As at least 33 days must elapse between the issue of a writ and the date of a by-election, the earliest Saturday that the by-election could take place was on 2 December.

==Candidates==
Former independent member for New England Tony Windsor, who retired at the 2013 election before unsuccessfully contesting the seat at the 2016 election with a 29.2 percent primary vote, announced he would not be nominating as a candidate in the by-election. Pauline Hanson's One Nation and Shooters, Fishers and Farmers also announced that they would not run.

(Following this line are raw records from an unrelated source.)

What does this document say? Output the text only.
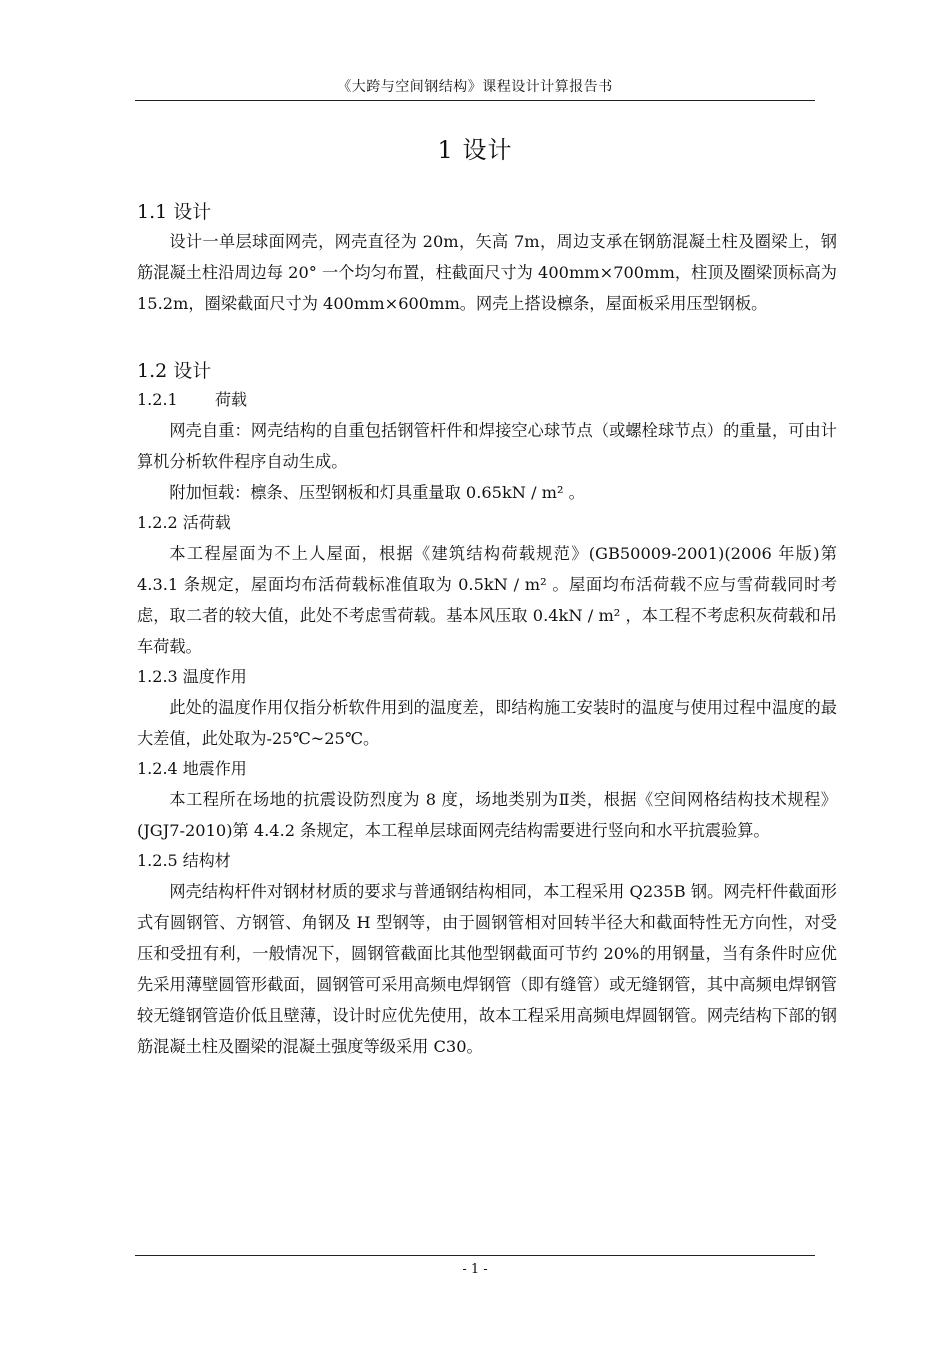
《大跨与空间钢结构》课程设计计算报告书
1 设计

1.1 设计

设计一单层球面网壳，网壳直径为 20m，矢高 7m，周边支承在钢筋混凝土柱及圈梁上，钢筋混凝土柱沿周边每 20° 一个均匀布置，柱截面尺寸为 400mm×700mm，柱顶及圈梁顶标高为 15.2m，圈梁截面尺寸为 400mm×600mm。网壳上搭设檩条，屋面板采用压型钢板。

1.2 设计

1.2.1 荷载

网壳自重：网壳结构的自重包括钢管杆件和焊接空心球节点（或螺栓球节点）的重量，可由计算机分析软件程序自动生成。

附加恒载：檩条、压型钢板和灯具重量取 0.65kN / m² 。

1.2.2 活荷载

本工程屋面为不上人屋面，根据《建筑结构荷载规范》(GB50009-2001)(2006 年版)第 4.3.1 条规定，屋面均布活荷载标准值取为 0.5kN / m² 。屋面均布活荷载不应与雪荷载同时考虑，取二者的较大值，此处不考虑雪荷载。基本风压取 0.4kN / m² ，本工程不考虑积灰荷载和吊车荷载。

1.2.3 温度作用

此处的温度作用仅指分析软件用到的温度差，即结构施工安装时的温度与使用过程中温度的最大差值，此处取为-25℃~25℃。

1.2.4 地震作用

本工程所在场地的抗震设防烈度为 8 度，场地类别为Ⅱ类，根据《空间网格结构技术规程》(JGJ7-2010)第 4.4.2 条规定，本工程单层球面网壳结构需要进行竖向和水平抗震验算。

1.2.5 结构材

网壳结构杆件对钢材材质的要求与普通钢结构相同，本工程采用 Q235B 钢。网壳杆件截面形式有圆钢管、方钢管、角钢及 H 型钢等，由于圆钢管相对回转半径大和截面特性无方向性，对受压和受扭有利，一般情况下，圆钢管截面比其他型钢截面可节约 20%的用钢量，当有条件时应优先采用薄壁圆管形截面，圆钢管可采用高频电焊钢管（即有缝管）或无缝钢管，其中高频电焊钢管较无缝钢管造价低且壁薄，设计时应优先使用，故本工程采用高频电焊圆钢管。网壳结构下部的钢筋混凝土柱及圈梁的混凝土强度等级采用 C30。

- 1 -
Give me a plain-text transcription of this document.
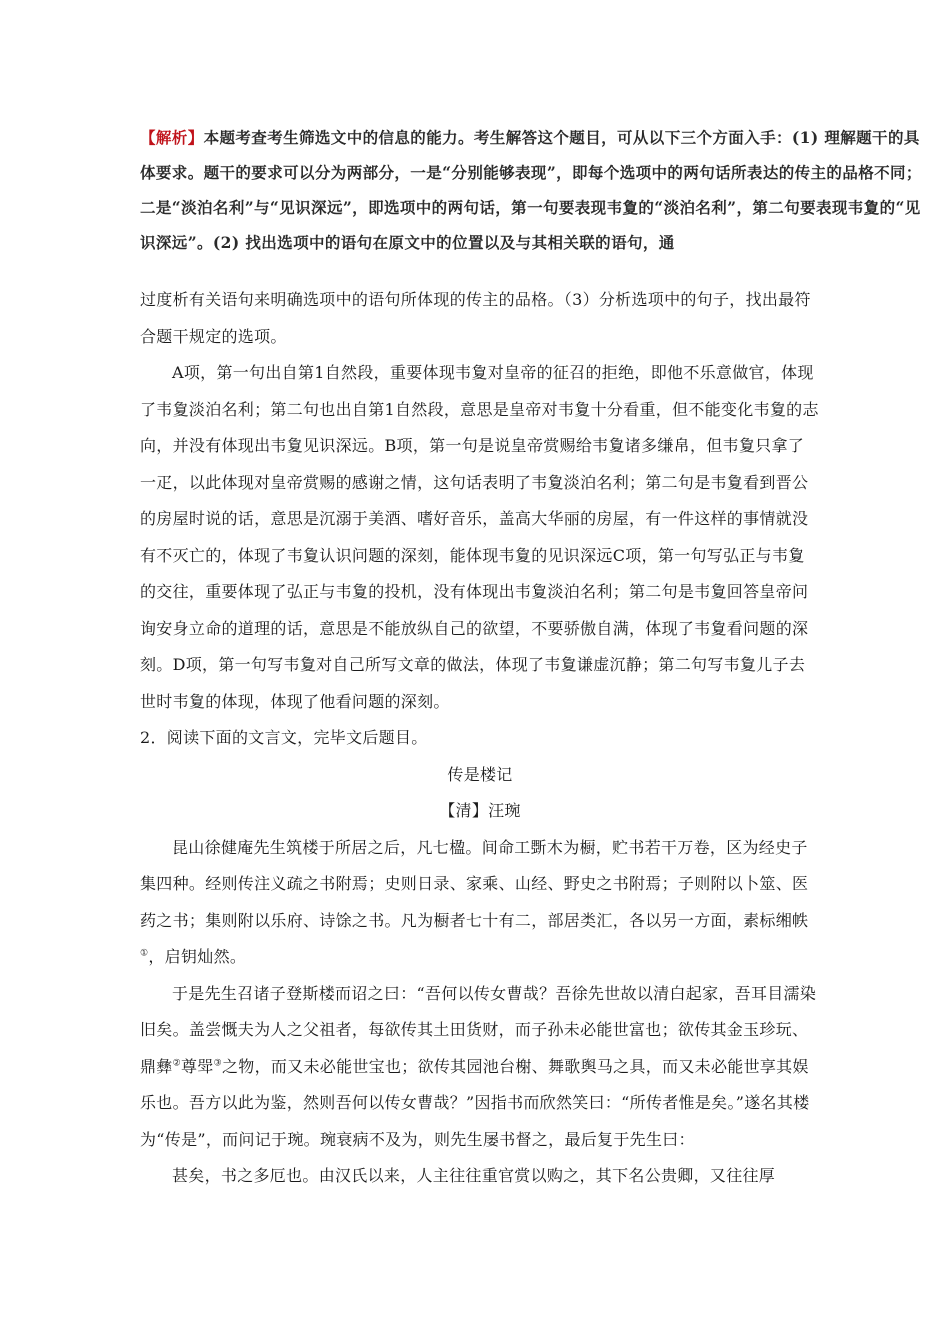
【解析】本题考查考生筛选文中的信息的能力。考生解答这个题目，可从以下三个方面入手：(1) 理解题干的具体要求。题干的要求可以分为两部分，一是“分别能够表现”，即每个选项中的两句话所表达的传主的品格不同；二是“淡泊名利”与“见识深远”，即选项中的两句话，第一句要表现韦夐的“淡泊名利”，第二句要表现韦夐的“见识深远”。(2) 找出选项中的语句在原文中的位置以及与其相关联的语句，通

过度析有关语句来明确选项中的语句所体现的传主的品格。（3）分析选项中的句子，找出最符合题干规定的选项。

A项，第一句出自第1自然段，重要体现韦夐对皇帝的征召的拒绝，即他不乐意做官，体现了韦夐淡泊名利；第二句也出自第1自然段，意思是皇帝对韦夐十分看重，但不能变化韦夐的志向，并没有体现出韦夐见识深远。B项，第一句是说皇帝赏赐给韦夐诸多缣帛，但韦夐只拿了一疋，以此体现对皇帝赏赐的感谢之情，这句话表明了韦夐淡泊名利；第二句是韦夐看到晋公的房屋时说的话，意思是沉溺于美酒、嗜好音乐，盖高大华丽的房屋，有一件这样的事情就没有不灭亡的，体现了韦夐认识问题的深刻，能体现韦夐的见识深远C项，第一句写弘正与韦夐的交往，重要体现了弘正与韦夐的投机，没有体现出韦夐淡泊名利；第二句是韦夐回答皇帝问询安身立命的道理的话，意思是不能放纵自己的欲望，不要骄傲自满，体现了韦夐看问题的深刻。D项，第一句写韦夐对自己所写文章的做法，体现了韦夐谦虚沉静；第二句写韦夐儿子去世时韦夐的体现，体现了他看问题的深刻。

2．阅读下面的文言文，完毕文后题目。

传是楼记

【清】汪琬

昆山徐健庵先生筑楼于所居之后，凡七楹。间命工斲木为橱，贮书若干万卷，区为经史子集四种。经则传注义疏之书附焉；史则日录、家乘、山经、野史之书附焉；子则附以卜筮、医药之书；集则附以乐府、诗馀之书。凡为橱者七十有二，部居类汇，各以另一方面，素标缃帙①，启钥灿然。

于是先生召诸子登斯楼而诏之曰：“吾何以传女曹哉？吾徐先世故以清白起家，吾耳目濡染旧矣。盖尝慨夫为人之父祖者，每欲传其土田货财，而子孙未必能世富也；欲传其金玉珍玩、鼎彝②尊斝③之物，而又未必能世宝也；欲传其园池台榭、舞歌舆马之具，而又未必能世享其娱乐也。吾方以此为鉴，然则吾何以传女曹哉？”因指书而欣然笑曰：“所传者惟是矣。”遂名其楼为“传是”，而问记于琬。琬衰病不及为，则先生屡书督之，最后复于先生曰：

甚矣，书之多厄也。由汉氏以来，人主往往重官赏以购之，其下名公贵卿，又往往厚
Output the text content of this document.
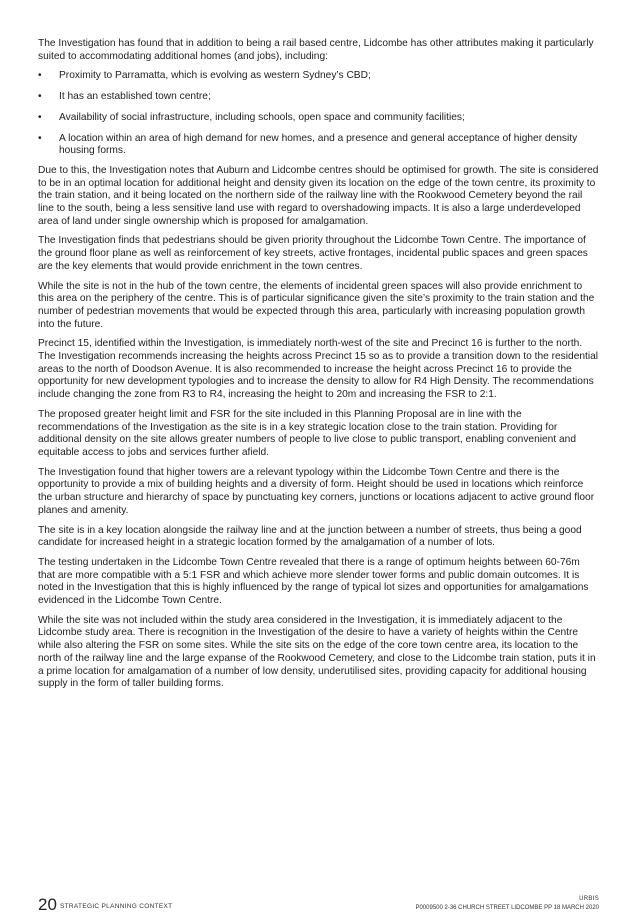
The Investigation has found that in addition to being a rail based centre, Lidcombe has other attributes making it particularly suited to accommodating additional homes (and jobs), including:

• Proximity to Parramatta, which is evolving as western Sydney’s CBD;
• It has an established town centre;
• Availability of social infrastructure, including schools, open space and community facilities;
• A location within an area of high demand for new homes, and a presence and general acceptance of higher density housing forms.

Due to this, the Investigation notes that Auburn and Lidcombe centres should be optimised for growth. The site is considered to be in an optimal location for additional height and density given its location on the edge of the town centre, its proximity to the train station, and it being located on the northern side of the railway line with the Rookwood Cemetery beyond the rail line to the south, being a less sensitive land use with regard to overshadowing impacts. It is also a large underdeveloped area of land under single ownership which is proposed for amalgamation.

The Investigation finds that pedestrians should be given priority throughout the Lidcombe Town Centre. The importance of the ground floor plane as well as reinforcement of key streets, active frontages, incidental public spaces and green spaces are the key elements that would provide enrichment in the town centres.

While the site is not in the hub of the town centre, the elements of incidental green spaces will also provide enrichment to this area on the periphery of the centre. This is of particular significance given the site’s proximity to the train station and the number of pedestrian movements that would be expected through this area, particularly with increasing population growth into the future.

Precinct 15, identified within the Investigation, is immediately north-west of the site and Precinct 16 is further to the north. The Investigation recommends increasing the heights across Precinct 15 so as to provide a transition down to the residential areas to the north of Doodson Avenue. It is also recommended to increase the height across Precinct 16 to provide the opportunity for new development typologies and to increase the density to allow for R4 High Density. The recommendations include changing the zone from R3 to R4, increasing the height to 20m and increasing the FSR to 2:1.

The proposed greater height limit and FSR for the site included in this Planning Proposal are in line with the recommendations of the Investigation as the site is in a key strategic location close to the train station. Providing for additional density on the site allows greater numbers of people to live close to public transport, enabling convenient and equitable access to jobs and services further afield.

The Investigation found that higher towers are a relevant typology within the Lidcombe Town Centre and there is the opportunity to provide a mix of building heights and a diversity of form. Height should be used in locations which reinforce the urban structure and hierarchy of space by punctuating key corners, junctions or locations adjacent to active ground floor planes and amenity.

The site is in a key location alongside the railway line and at the junction between a number of streets, thus being a good candidate for increased height in a strategic location formed by the amalgamation of a number of lots.

The testing undertaken in the Lidcombe Town Centre revealed that there is a range of optimum heights between 60-76m that are more compatible with a 5:1 FSR and which achieve more slender tower forms and public domain outcomes. It is noted in the Investigation that this is highly influenced by the range of typical lot sizes and opportunities for amalgamations evidenced in the Lidcombe Town Centre.

While the site was not included within the study area considered in the Investigation, it is immediately adjacent to the Lidcombe study area. There is recognition in the Investigation of the desire to have a variety of heights within the Centre while also altering the FSR on some sites. While the site sits on the edge of the core town centre area, its location to the north of the railway line and the large expanse of the Rookwood Cemetery, and close to the Lidcombe train station, puts it in a prime location for amalgamation of a number of low density, underutilised sites, providing capacity for additional housing supply in the form of taller building forms.

20 STRATEGIC PLANNING CONTEXT
URBIS
P0009500 2-36 CHURCH STREET LIDCOMBE PP 18 MARCH 2020
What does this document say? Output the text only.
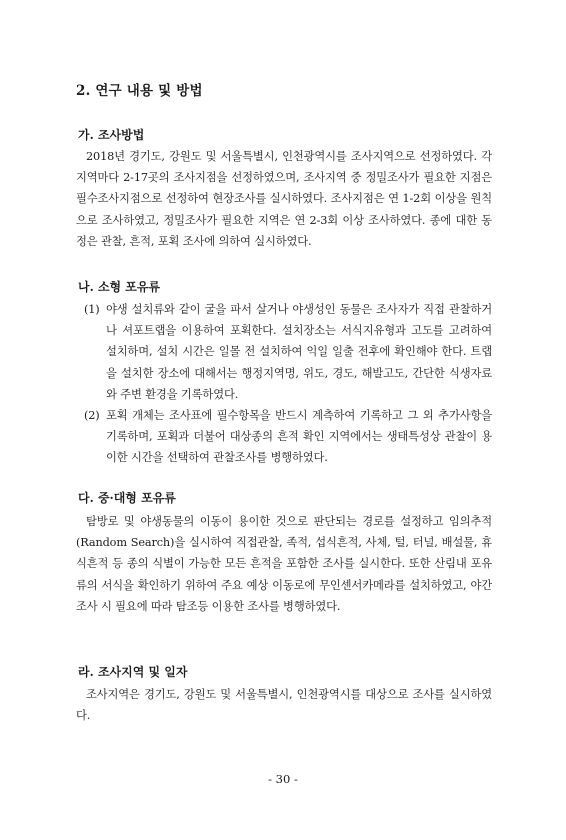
2. 연구 내용 및 방법
가. 조사방법
2018년 경기도, 강원도 및 서울특별시, 인천광역시를 조사지역으로 선정하였다. 각 지역마다 2-17곳의 조사지점을 선정하였으며, 조사지역 중 정밀조사가 필요한 지점은 필수조사지점으로 선정하여 현장조사를 실시하였다. 조사지점은 연 1-2회 이상을 원칙으로 조사하였고, 정밀조사가 필요한 지역은 연 2-3회 이상 조사하였다. 종에 대한 동정은 관찰, 흔적, 포획 조사에 의하여 실시하였다.
나. 소형 포유류
(1) 야생 설치류와 같이 굴을 파서 살거나 야생성인 동물은 조사자가 직접 관찰하거나 셔포트랩을 이용하여 포획한다. 설치장소는 서식지유형과 고도를 고려하여 설치하며, 설치 시간은 일몰 전 설치하여 익일 일출 전후에 확인해야 한다. 트랩을 설치한 장소에 대해서는 행정지역명, 위도, 경도, 해발고도, 간단한 식생자료와 주변 환경을 기록하였다.
(2) 포획 개체는 조사표에 필수항목을 반드시 계측하여 기록하고 그 외 추가사항을 기록하며, 포획과 더불어 대상종의 흔적 확인 지역에서는 생태특성상 관찰이 용이한 시간을 선택하여 관찰조사를 병행하였다.
다. 중·대형 포유류
탐방로 및 야생동물의 이동이 용이한 것으로 판단되는 경로를 설정하고 임의추적(Random Search)을 실시하여 직접관찰, 족적, 섭식흔적, 사체, 털, 터널, 배설물, 휴식흔적 등 종의 식별이 가능한 모든 흔적을 포함한 조사를 실시한다. 또한 산림내 포유류의 서식을 확인하기 위하여 주요 예상 이동로에 무인센서카메라를 설치하였고, 야간조사 시 필요에 따라 탐조등 이용한 조사를 병행하였다.
라. 조사지역 및 일자
조사지역은 경기도, 강원도 및 서울특별시, 인천광역시를 대상으로 조사를 실시하였다.
- 30 -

17 candidates in ballot paper order
| Party |  | Candidate | Background |
|  | Christian Democrats | Richard Stretton | Self-employed plant mechanic and perennial candidate. |
|  | Animal Justice | Skyla Wagstaff | Environmental and animal rights activist. |
|  | Affordable Housing | Andrew Potts | Former Sydney Star Observer contributor and party founder. |
|  | Independent | Jeff Madden | Single father, part-time truck driver and traffic controller. |
|  | Liberal Democrat | Tristam Smyth | Cardiologist based in Tamworth. |
|  | Independent | Dean Carter | Tamworth resident. |
|  | National | Barnaby Joyce | New England MP 2013–2017, Nationals leader and Deputy Prime Minister 2016–2017. |
|  | #Sustainable | William Bourke | Party founder and perennial candidate. |
|  | Seniors United | Warwick Stacey | Former business owner and Army Reservist. |
|  | Independent | Rob Taber | Independent Bennelong candidate in 2016. New England Solar Owner and Jobs Australia Chairman. |
|  | CountryMinded | Pete Mailler | Local cattle and grain farmer, CountryMinded co-founder. Queensland Senate candidate in 2016. |
|  | Labor | David Ewings | Local coal miner and Australian Defence Force personnel. Labor's New England candidate in 2016. |
|  | Rise Up | Donald Cranney | Farmer based in south-central Queensland. |
|  | Greens | Peter Wills | Quirindi farmer and Liverpool Plains Alliance campaigner. |
|  | 21st Century | Jamie McIntyre | Entrepreneur, banned from corporate directorships for 10 years by for property spruiking |
|  | Science | Meow-Ludo Meow-Meow | Adviser to nutritional infant formula startup company and bio-hacker. |
|  | Country | Ian Britza | Former Liberal member of the Western Australian Legislative Assembly. |

==Results==

2017 New England by-election
| Party |  | Candidate | Votes | % | ±% |
|  | National | Barnaby Joyce | 57,016 | 64.92 | +12.63 |
|  | Labor | David Ewings | 9,764 | 11.12 | +4.11 |
|  | Independent | Rob Taber | 5,959 | 6.79 | +3.99 |
|  | Greens | Peter Wills | 3,824 | 4.35 | +1.43 |
|  | Christian Democrats | Richard Stretton | 2,129 | 2.42 | +1.03 |
|  | CountryMinded | Pete Mailler | 2,112 | 2.40 | +0.99 |
|  | Science | Meow-Ludo Meow-Meow | 1,183 | 1.35 | +1.35 |
|  | Independent | Jeff Madden | 1,145 | 1.30 | +1.30 |
|  | Animal Justice | Skyla Wagstaff | 930 | 1.06 | +1.06 |
|  | Sustainable Australia | William Bourke | 628 | 0.72 | +0.72 |
|  | Affordable Housing | Andrew Potts | 605 | 0.69 | +0.69 |
|  | Independent | Dean Carter | 590 | 0.67 | +0.67 |
|  | Liberal Democrats | Tristam Smyth | 515 | 0.59 | −0.62 |
|  | Country | Ian Britza | 494 | 0.56 | +0.56 |
|  | Rise Up Australia | Donald Cranney | 365 | 0.42 | +0.42 |
|  | Seniors United | Warwick Stacey | 342 | 0.39 | +0.39 |
|  | 21st Century | Jamie McIntyre | 222 | 0.25 | +0.25 |
| Total formal votes |  |  | 87,823 | 91.06 | −1.90 |
| Informal votes |  |  | 8,618 | 8.94 | +1.90 |
| Turnout |  |  | 96,441 | 87.13 | −6.14 |
Two-party-preferred result
|  | National | Barnaby Joyce | 64,664 | 73.63 | +7.21 |
|  | Labor | David Ewings | 23,159 | 26.37 | −7.21 |
|  | National hold |  | Swing | +7.21 |  |

Early in the evening, ABC election analyst Antony Green predicted an easy victory for Joyce. Claiming victory that evening, Joyce picked up a large primary and two-party swing.